Graphite is an essential commodity for manufacturing the anode of Li-ion batteries and it is required in high quantities. China at present holds the upper hand with about 60 per cent mining of graphite happening there.

By:Updated: Jul 28, 2020 6:36 PM
Image of MG ZS EV used for representation

Ever wondered why China is the preferred supplier for electric vehicle batteries? The longer answer is well something that you will read in the due course of this story. The shorter version is graphite. Yes, the same material that as a kid one used in their pencil tips is widely required to make an electric car or bike battery. Unfortunately, China is the only one right now that has explored graphite mining across its widely spread rich natural resources. Post the pandemic, electric vehicle manufacturers that had earlier relied on Chinese factories for the supply of both lead acid and Li-ion batteries, have had a resent. Worldwide the sentiment against Chinese products and those originating from Beijing are being boycotted. However, the cost of making one’s own batteries is a huge expense and it seems an uphill task to procure them from anyone other than China. Not for this country.

Australian company Syrah Resources has developed its own mining facility. It has got mining factories in place as far fetched as Mozambique. Syrah Resources, Asia Nikkei reports, has commissioned its Louisiana plant in North America to purify the material for use in Li-ion batteries. Mining happens in Africa. Approximately 25kg of graphite is needed for a large Li-ion anode. Purifying this graphite for use in a battery is a highly expensive, time-consuming process. This is where China excels with its cheap labour costs and reportedly non-existent work culture. The world’s top three anode graphite suppliers are from China while the country holds the reigns for over 60 per cent of mining in this aspect.

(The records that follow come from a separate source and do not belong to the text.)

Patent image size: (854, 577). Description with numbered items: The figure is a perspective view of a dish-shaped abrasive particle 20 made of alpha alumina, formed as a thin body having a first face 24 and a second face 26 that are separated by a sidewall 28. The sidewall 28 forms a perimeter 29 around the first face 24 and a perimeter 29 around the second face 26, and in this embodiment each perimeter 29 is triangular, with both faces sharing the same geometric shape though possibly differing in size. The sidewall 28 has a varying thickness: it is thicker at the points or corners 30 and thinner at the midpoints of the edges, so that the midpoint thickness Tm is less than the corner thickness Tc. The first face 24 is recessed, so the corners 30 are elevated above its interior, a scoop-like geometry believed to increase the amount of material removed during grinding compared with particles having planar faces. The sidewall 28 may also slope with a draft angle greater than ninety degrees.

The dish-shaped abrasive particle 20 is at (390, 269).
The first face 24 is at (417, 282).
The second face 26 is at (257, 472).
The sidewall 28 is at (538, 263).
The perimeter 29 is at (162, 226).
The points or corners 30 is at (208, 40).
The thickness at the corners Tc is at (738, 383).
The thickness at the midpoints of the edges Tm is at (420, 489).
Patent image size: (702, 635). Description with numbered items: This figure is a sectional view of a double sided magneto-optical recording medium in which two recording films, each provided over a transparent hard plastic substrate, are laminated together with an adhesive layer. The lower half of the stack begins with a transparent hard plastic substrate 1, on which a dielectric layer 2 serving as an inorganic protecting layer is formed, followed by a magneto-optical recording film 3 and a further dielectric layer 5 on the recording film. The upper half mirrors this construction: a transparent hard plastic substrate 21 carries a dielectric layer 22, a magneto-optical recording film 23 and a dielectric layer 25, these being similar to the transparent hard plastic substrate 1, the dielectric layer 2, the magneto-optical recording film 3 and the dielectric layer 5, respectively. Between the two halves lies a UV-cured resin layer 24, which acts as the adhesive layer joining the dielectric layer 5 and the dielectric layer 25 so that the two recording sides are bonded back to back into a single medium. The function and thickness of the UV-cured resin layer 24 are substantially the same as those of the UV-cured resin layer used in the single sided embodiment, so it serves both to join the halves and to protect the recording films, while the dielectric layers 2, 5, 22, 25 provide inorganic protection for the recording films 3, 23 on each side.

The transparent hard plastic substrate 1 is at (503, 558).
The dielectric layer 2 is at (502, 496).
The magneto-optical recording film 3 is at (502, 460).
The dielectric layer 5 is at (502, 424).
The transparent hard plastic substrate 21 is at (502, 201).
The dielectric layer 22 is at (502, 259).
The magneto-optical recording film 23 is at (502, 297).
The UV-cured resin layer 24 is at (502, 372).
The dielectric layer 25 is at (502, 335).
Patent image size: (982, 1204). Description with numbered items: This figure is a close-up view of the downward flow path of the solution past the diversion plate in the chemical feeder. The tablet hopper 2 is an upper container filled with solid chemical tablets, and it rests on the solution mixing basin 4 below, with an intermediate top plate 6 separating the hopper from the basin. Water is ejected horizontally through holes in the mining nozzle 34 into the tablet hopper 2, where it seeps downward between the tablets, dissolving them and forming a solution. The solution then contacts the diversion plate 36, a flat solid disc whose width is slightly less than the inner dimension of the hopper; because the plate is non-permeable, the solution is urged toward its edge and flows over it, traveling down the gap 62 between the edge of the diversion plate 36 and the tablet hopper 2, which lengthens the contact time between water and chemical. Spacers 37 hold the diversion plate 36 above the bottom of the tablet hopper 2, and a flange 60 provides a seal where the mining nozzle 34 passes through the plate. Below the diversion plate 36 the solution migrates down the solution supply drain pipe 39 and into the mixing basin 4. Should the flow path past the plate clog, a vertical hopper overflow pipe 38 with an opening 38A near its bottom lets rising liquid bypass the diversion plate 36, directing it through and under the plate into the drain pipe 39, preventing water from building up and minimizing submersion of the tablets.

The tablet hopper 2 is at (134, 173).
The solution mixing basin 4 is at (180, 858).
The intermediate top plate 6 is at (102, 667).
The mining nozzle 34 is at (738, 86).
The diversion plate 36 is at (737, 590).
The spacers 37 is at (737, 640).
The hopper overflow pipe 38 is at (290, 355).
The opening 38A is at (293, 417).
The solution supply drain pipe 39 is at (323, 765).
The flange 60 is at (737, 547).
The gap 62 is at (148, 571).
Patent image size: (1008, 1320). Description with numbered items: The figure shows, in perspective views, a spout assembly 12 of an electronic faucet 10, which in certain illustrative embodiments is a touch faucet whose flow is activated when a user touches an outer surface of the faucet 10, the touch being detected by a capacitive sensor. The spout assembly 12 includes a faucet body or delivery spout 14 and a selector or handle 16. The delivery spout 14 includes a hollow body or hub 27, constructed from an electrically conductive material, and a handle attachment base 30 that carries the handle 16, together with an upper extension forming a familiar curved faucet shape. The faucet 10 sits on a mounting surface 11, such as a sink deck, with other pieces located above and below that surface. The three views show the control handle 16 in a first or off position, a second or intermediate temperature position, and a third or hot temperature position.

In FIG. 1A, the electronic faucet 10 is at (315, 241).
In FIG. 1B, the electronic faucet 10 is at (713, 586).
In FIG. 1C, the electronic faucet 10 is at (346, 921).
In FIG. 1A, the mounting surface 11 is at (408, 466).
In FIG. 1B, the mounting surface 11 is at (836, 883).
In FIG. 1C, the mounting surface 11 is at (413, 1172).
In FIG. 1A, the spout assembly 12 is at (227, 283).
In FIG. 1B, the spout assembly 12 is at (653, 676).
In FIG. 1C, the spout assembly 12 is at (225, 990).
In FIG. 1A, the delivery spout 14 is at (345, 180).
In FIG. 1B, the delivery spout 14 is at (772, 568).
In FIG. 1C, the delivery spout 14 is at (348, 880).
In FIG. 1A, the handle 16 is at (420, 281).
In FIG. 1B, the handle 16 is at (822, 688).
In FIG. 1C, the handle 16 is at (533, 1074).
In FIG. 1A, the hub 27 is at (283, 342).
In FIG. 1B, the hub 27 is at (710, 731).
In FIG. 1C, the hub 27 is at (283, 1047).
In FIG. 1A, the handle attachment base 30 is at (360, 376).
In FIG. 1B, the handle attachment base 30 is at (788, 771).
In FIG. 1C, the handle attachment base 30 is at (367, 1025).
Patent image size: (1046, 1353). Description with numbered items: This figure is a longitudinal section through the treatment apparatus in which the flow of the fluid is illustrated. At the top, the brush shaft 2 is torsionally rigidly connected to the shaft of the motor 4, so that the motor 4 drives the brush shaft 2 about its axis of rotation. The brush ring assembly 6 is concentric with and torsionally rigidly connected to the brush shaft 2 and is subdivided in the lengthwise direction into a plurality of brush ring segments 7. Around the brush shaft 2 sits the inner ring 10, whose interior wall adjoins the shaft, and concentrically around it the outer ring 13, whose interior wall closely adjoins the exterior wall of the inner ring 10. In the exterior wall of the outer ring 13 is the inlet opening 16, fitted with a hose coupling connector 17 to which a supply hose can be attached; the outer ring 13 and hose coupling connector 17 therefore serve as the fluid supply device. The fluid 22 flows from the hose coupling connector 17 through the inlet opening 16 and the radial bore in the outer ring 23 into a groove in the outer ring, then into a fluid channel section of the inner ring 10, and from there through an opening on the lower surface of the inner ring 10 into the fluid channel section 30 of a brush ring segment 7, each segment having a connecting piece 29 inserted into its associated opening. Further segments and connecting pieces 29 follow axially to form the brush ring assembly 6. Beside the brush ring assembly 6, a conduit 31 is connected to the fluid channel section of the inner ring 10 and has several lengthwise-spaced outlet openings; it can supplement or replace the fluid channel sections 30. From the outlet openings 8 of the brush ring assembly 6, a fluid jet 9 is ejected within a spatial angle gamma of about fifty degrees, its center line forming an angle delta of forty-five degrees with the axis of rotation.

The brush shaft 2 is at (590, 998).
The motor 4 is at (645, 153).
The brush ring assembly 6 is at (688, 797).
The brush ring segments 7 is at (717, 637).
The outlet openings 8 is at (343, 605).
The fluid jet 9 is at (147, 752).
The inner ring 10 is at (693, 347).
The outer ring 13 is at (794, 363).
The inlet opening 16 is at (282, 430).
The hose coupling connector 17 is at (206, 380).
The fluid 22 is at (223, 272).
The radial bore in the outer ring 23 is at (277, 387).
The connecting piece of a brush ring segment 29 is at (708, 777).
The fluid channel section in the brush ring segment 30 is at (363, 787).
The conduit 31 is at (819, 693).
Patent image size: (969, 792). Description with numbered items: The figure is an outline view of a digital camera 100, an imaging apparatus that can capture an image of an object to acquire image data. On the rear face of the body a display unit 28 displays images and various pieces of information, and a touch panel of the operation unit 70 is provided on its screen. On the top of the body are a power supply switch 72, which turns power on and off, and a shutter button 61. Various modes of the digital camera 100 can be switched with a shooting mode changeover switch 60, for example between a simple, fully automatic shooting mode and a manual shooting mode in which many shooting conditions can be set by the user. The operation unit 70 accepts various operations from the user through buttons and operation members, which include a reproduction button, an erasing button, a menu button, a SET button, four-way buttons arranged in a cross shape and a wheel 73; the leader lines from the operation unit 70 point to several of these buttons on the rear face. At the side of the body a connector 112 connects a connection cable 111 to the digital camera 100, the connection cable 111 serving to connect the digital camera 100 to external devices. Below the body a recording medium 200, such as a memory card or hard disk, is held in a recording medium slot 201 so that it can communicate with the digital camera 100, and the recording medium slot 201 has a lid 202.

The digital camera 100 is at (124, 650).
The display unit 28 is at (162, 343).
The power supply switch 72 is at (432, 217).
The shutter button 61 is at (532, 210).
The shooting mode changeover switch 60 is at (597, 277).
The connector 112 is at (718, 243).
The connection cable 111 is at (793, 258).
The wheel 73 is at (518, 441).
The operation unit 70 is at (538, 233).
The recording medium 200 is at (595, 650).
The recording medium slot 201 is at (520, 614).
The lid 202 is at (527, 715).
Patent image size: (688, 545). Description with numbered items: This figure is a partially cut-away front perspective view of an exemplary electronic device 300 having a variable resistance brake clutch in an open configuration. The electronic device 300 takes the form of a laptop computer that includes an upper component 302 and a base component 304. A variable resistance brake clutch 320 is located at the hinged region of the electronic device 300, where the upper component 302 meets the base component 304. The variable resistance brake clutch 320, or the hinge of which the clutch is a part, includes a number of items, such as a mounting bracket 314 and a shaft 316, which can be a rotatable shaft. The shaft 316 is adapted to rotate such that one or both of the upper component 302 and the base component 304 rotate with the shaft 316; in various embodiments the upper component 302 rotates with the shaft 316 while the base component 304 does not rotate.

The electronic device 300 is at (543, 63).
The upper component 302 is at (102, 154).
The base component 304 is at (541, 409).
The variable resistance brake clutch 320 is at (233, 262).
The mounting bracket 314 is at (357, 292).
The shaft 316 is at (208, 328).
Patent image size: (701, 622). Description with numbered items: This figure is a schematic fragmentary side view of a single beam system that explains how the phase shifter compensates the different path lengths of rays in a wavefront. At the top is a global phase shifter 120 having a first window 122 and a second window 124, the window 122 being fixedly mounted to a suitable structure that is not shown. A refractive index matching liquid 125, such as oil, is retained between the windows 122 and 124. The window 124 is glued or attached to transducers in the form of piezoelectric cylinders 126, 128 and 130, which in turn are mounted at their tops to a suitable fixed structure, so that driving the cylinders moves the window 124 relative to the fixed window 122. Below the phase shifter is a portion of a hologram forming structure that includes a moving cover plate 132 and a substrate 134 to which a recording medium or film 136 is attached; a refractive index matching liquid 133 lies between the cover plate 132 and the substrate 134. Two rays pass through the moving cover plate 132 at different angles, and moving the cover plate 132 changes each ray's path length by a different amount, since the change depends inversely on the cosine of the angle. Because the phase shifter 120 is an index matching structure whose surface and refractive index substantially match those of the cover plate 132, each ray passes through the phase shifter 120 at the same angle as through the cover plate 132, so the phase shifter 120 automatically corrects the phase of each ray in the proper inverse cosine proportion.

Given that the US was the first country to have raised its sheer disdain for anything made in China, it pays to commission a factory there. Syrah Resources is going to tap into the requirements of European and of course the American EV makers. Many European countries too are up in cudgels with China after the coronavirus pandemic made everyone shut shop for a significant part. This loss in the economy and the sheer ignorance feigned by China is something the world will not forget for a very long time.

Joining Syrah will be fellow Aussie company EcoGraf. The latter will start its operations in Western Australia within the next two years. Its first assignment will be to supply graphite to companies like ThyssenKrupp in Germany. The uniqueness of the process adopted by EcoGraf for graphite purification will be appreciated by many – they don’t use environmentally harmful hydrofluoric acid. Through these methods, EcoGraf aims to gain more business and in a fashion, reduce its operating costs as well. It is being said that Japanese as well as Korean companies are interested in purchasing anode-ready graphite from EcoGraf.

Graphite used in batteries can also be made synthetically while it is said to occur naturally. The latter is easy to obtain while the former takes time as well as precious money to conceive. The key then for these Australian as well as future other countries is to have a sustainable ecosystem so that the dependence on China reduces. Indian players. are you listening?